Die Produzentengalerie temporärer schauraum und das Atelier Köcher in Bexbach zeigen bis zum 13. August 2008 in einer Gemeinschaftsausstellung die Arbeiten von Gerhard Fassel und Peter Köcher.
Wie bereits in den vergangenen Präsentationen steht erneut das Zusammenwirken unterschiedlicher Kunstartikulationen im Zentrum, wird die gegenseitige künstlerische Befruchtung und – auch dies ein ganz wichtiger Aspekt der Ausstellungskonzeption – ein reger Austausch mit dem Ausstellungsbesucher gesucht.
Der Wiener Architekt, Maler und Bildhauer Gerhard Fassel, der im temporären schauraum vor zwei Jahren bereits Gastkünstler war und damals mit seiner durch lange Arbeitsaufenthalte in China entstandenen Malerei überzeugte, präsentiert nun seine aktuellen skulpturalen Arbeiten und Bildobjekte. Sie treten in eine spannungsgeladene Interaktion mit den großformatigen, farblich kraftvollen Arbeiten, den markanten Metallplatten und experimentierfreudigen Werken aus Gipsmull von Peter Köcher.
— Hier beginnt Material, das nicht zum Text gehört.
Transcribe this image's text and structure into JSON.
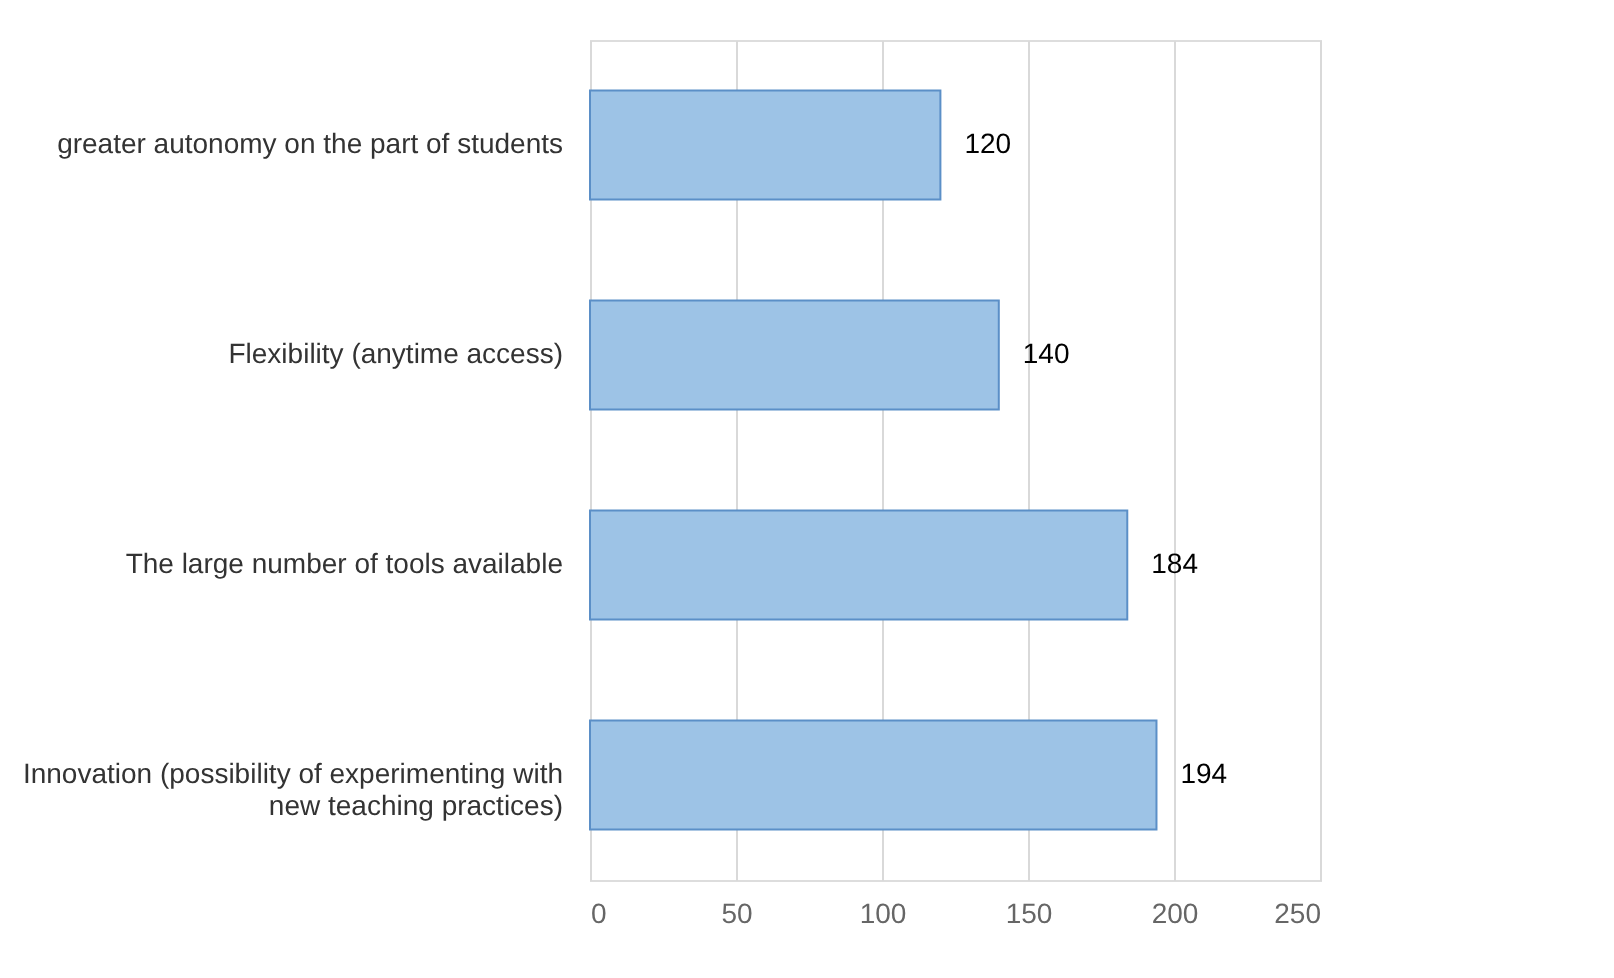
{
  "chart_data": {
    "type": "bar",
    "orientation": "horizontal",
    "categories": [
      "greater autonomy on the part of students",
      "Flexibility (anytime access)",
      "The large number of tools available",
      "Innovation (possibility of experimenting with\nnew teaching practices)"
    ],
    "values": [
      120,
      140,
      184,
      194
    ],
    "color": "#9dc3e6",
    "xlim": [
      0,
      250
    ],
    "xticks": [
      0,
      50,
      100,
      150,
      200,
      250
    ],
    "grid": "x",
    "data_labels": true
  }
}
In der Arbeit »Gefährliche Bücher« artikuliert sich die bedrohende, vielleicht tödliche Macht von Sprache und Kunst. Durch die Alufarbe hindurch schimmern noch die Schriftzeichen beziehungsweise eine Landkarte. Die beiden Pistolen, die in die Bücher eingedrungen sind, demonstrieren die Doppelbödigkeit von Wort und Bild, den Balanceakt auf dem Seil ohne sicherndes Netz darunter. Vielschichtig wie die Auslegung des Wortes ist auch Gerhard Fassels Werk konzipiert: Die Basis bildet Leinwand auf Spanplatte, worauf ein Gemisch aus Sand und Leim modelliert wurde, das sich partiell um die beiden geöffneten Bücher windet. In Acryl- und Ölfarbe hat der Künstler schließlich jene irritierende Bildwirklichkeit eingehüllt und leitet damit den Blick des Betrachters in das Verborgene, das Geheimnisvolle unter der Oberfläche.
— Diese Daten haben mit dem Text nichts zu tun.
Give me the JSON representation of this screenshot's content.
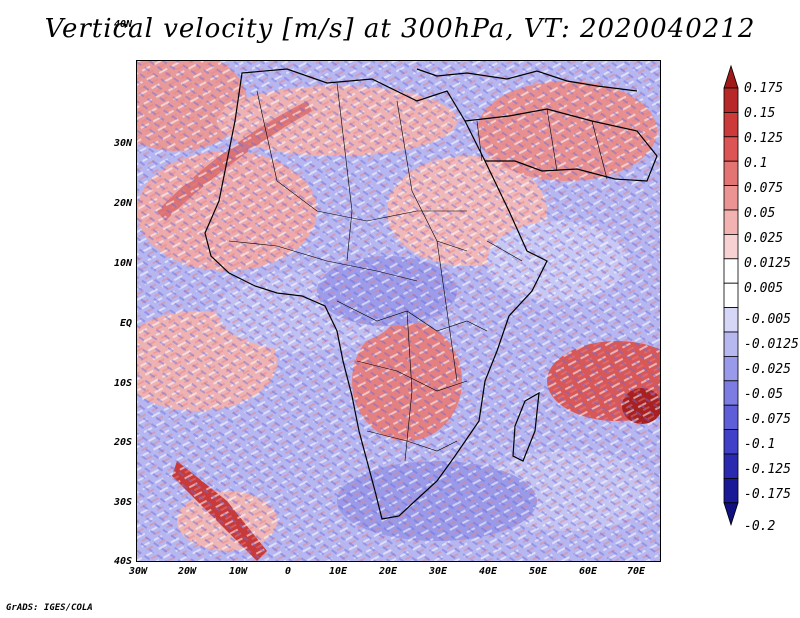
{
  "title": "Vertical velocity [m/s] at 300hPa, VT: 2020040212",
  "footer": "GrADS: IGES/COLA",
  "latitude_labels": [
    "40N",
    "30N",
    "20N",
    "10N",
    "EQ",
    "10S",
    "20S",
    "30S",
    "40S"
  ],
  "longitude_labels": [
    "30W",
    "20W",
    "10W",
    "0",
    "10E",
    "20E",
    "30E",
    "40E",
    "50E",
    "60E",
    "70E"
  ],
  "colorbar": {
    "labels": [
      "0.175",
      "0.15",
      "0.125",
      "0.1",
      "0.075",
      "0.05",
      "0.025",
      "0.0125",
      "0.005",
      "-0.005",
      "-0.0125",
      "-0.025",
      "-0.05",
      "-0.075",
      "-0.1",
      "-0.125",
      "-0.175",
      "-0.2"
    ],
    "colors": [
      "#a01a1a",
      "#b82828",
      "#cc3a3a",
      "#dc5454",
      "#e47474",
      "#ec9494",
      "#f2b2b2",
      "#f8d2d2",
      "#ffffff",
      "#ffffff",
      "#d6d6f6",
      "#b8b8f0",
      "#9a9aea",
      "#7c7ce2",
      "#5e5ed8",
      "#4040c8",
      "#2a2ab0",
      "#1a1a96",
      "#101080"
    ]
  }
}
Eine ähnliche Materialassemblage begegnet uns in der Arbeit »Einschnitt«. Auch hier greift Fassel auf das Medium Buch zurück: Vier aufgeschlagene Bücher, die nur leicht mit einem silbrigen Farbfilm überzogen sind, formulieren in ihrer Mitte ein blaues Kreuz, das aus Sand und Leim geformt und durch eine biomorphe Oberflächenstruktur geprägt ist. Links davon befinden sich eine nach unten geöffnete Schere sowie eine mit Schnüren durchwobene Metallkonstruktion. Die Schere als Symbol für den »Einschnitt« ist relativ klein, doch die faktische Trennung der »Letternkunst« – das Kreuz zwischen den Büchern – prangt und fordert zu eingehender Betrachtung auf, regt zu Gedankenspielen und Assoziationen an.
Neben den kleinformatigen Collagearbeiten, die sich durch Modellierung des Papiers, gekräuseltes, weißes Klebeband, intensiv leuchtende, rote Farbpartien und eingestreute Tusche- beziehungsweise Bleistiftlineamente auszeichnen, begegnen uns die von Gipsmull ummantelten Arbeiten, auf denen Peter Köcher kleine Symbole angebracht hat, die es zu enträtseln gilt. Dabei ist besonders spannend, wie vielfältig und unterschiedlich die Assoziationen bei jedem Betrachter sein können – doch besteht genau darin das Hauptanliegen der Ausstellung. Nicht naive Harmonie, sondern Reibungspunkte, Kontraste und streitlustige, fruchtbare Dialoge werden angestrebt.
Insgesamt überzeugt der temporäre schauraum sowohl durch eine gelungene Präsentation und zusammen mit dem Atelier Köcher durch eine Vielfalt an Werken als auch durch hochrangige, innovative Werke, die zu Augenakrobatik animieren, die Fantasie des Betrachters herausfordern und ihm zugleich das Gefühl von Ideenfreiheit vermitteln. Und genau auf diese Weise machen Ausstellungsbesuche Spaß!